Réalité(s), Fiction, Utopie dans l’art des années 1960 à 1989 en France, RFA, RDA et Pologne

Organisé par Mathilde Arnoux et Clara Pacquet
Paris, Centre allemand d’histoire de l’art, 11, 12, 13 avril 2013

Le projet « À chacun son réel. La notion de réel dans les arts plastiques en France, RFA, RDA et Pologne de 1960 à la fin des années 1980 », financé par l’ERC, a organisé une rencontre internationale rassemblant chercheurs confirmés, post-doctorants et doctorants.

Durant les premiers mois du projet, le travail de recherche associant historiens de l’art et philosophes, ainsi que la confrontation de points de vue de chercheurs venant d’horizons différents, a pointé la pluralité de compréhension de ce qui relève du réel – ou de la/les réalité(s) – et la nécessité de combattre les malentendus interprétatifs par un travail de définition et de positionnement tant historiographique que géographique et disciplinaire. Conçu comme un travail en cours, cette rencontre internationale doit s’organiser autour de discussions et de débats entre les participants afin de confronter les différentes compréhensions du concept de réalité et d’interroger la pertinence d’une définition plurielle.

Présentation de la rencontre internationale « Réalité(s), Fiction, Utopie dans l’art des années 1960 à 1989 en France, RFA, RDA et Pologne »

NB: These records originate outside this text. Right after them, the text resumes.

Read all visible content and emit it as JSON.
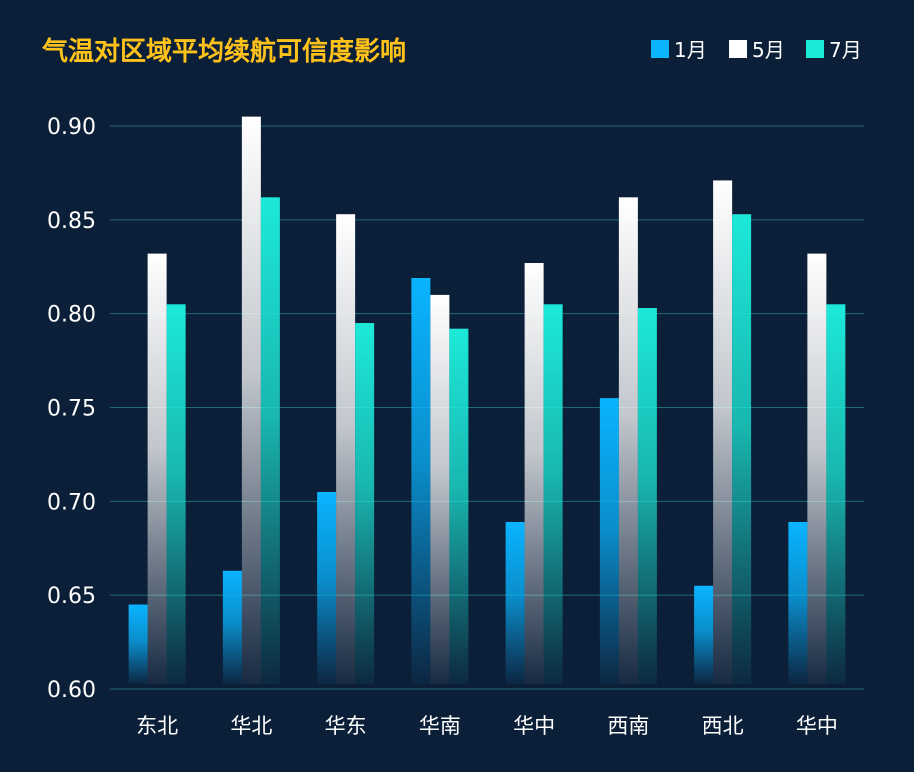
{
  "chart_data": {
    "type": "bar",
    "title": "气温对区域平均续航可信度影响",
    "categories": [
      "东北",
      "华北",
      "华东",
      "华南",
      "华中",
      "西南",
      "西北",
      "华中"
    ],
    "series": [
      {
        "name": "1月",
        "color": "#0ab4ff",
        "values": [
          0.645,
          0.663,
          0.705,
          0.819,
          0.689,
          0.755,
          0.655,
          0.689
        ]
      },
      {
        "name": "5月",
        "color": "#ffffff",
        "values": [
          0.832,
          0.905,
          0.853,
          0.81,
          0.827,
          0.862,
          0.871,
          0.832
        ]
      },
      {
        "name": "7月",
        "color": "#1de9d8",
        "values": [
          0.805,
          0.862,
          0.795,
          0.792,
          0.805,
          0.803,
          0.853,
          0.805
        ]
      }
    ],
    "yticks": [
      "0.60",
      "0.65",
      "0.70",
      "0.75",
      "0.80",
      "0.85",
      "0.90"
    ],
    "ylim": [
      0.6,
      0.9
    ],
    "xlabel": "",
    "ylabel": "",
    "grid": true,
    "legend_position": "top-right"
  },
  "colors": {
    "background": "#0c1f38",
    "title": "#ffc21a",
    "gridline": "#1f6b73",
    "text": "#ffffff"
  }
}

Dans les années 1960-1989, la question de la réalité apparaît comme omniprésente. Objectif fixé à l’art par la théorie marxiste-léniniste et le réalisme socialiste – objectif par ailleurs ignoré, rejeté, contourné, voire détourné par les artistes –, la réalité fait également l’objet d’un questionnement constant au sein des arts qui font dialoguer l’art et la vie, à l’exemple de Fluxus. Si la réalité représente aussi un enjeu et une remise en question pour les démarches conceptuelles et la critique institutionnelle, elle est le lieu d’une interrogation et d’une recherche phénoménologique pour d’autres artistes. Les significations politiques, sociales, esthétiques s’entrelacent. La diversité des héritages, les croisements, les divergences de lecture des avant-gardes, les buts que les critiques ou les artistes assignent à l’art, infléchissent les définitions que nous avons du réel. Le rôle attribué à l’individu, ses rapports avec le collectif, les conceptions de la société, ou de l’utopie, qui souvent différent, voire s’opposent, sont autant de sujets nourrissant les pratiques artistiques et dont il faut affiner les définitions pour mieux saisir les déclinaisons de la réalité dans une Europe divisée par le rideau de fer. Si officiellement les deux blocs s’affrontent dans leur conception du monde, il est nécessaire de s’adonner à un travail de distinction selon les pays, les pratiques et la période historique. Tandis que l’on constate des écarts importants entre les contextes, des points de rencontre émergent dans certaines aspirations que partagent des oeuvres et des artistes. C’est pourquoi les ateliers du colloque réuniront des chercheurs d’horizons géographiques et disciplinaires différents afin de mettre en regard cette pluralité de points de vue.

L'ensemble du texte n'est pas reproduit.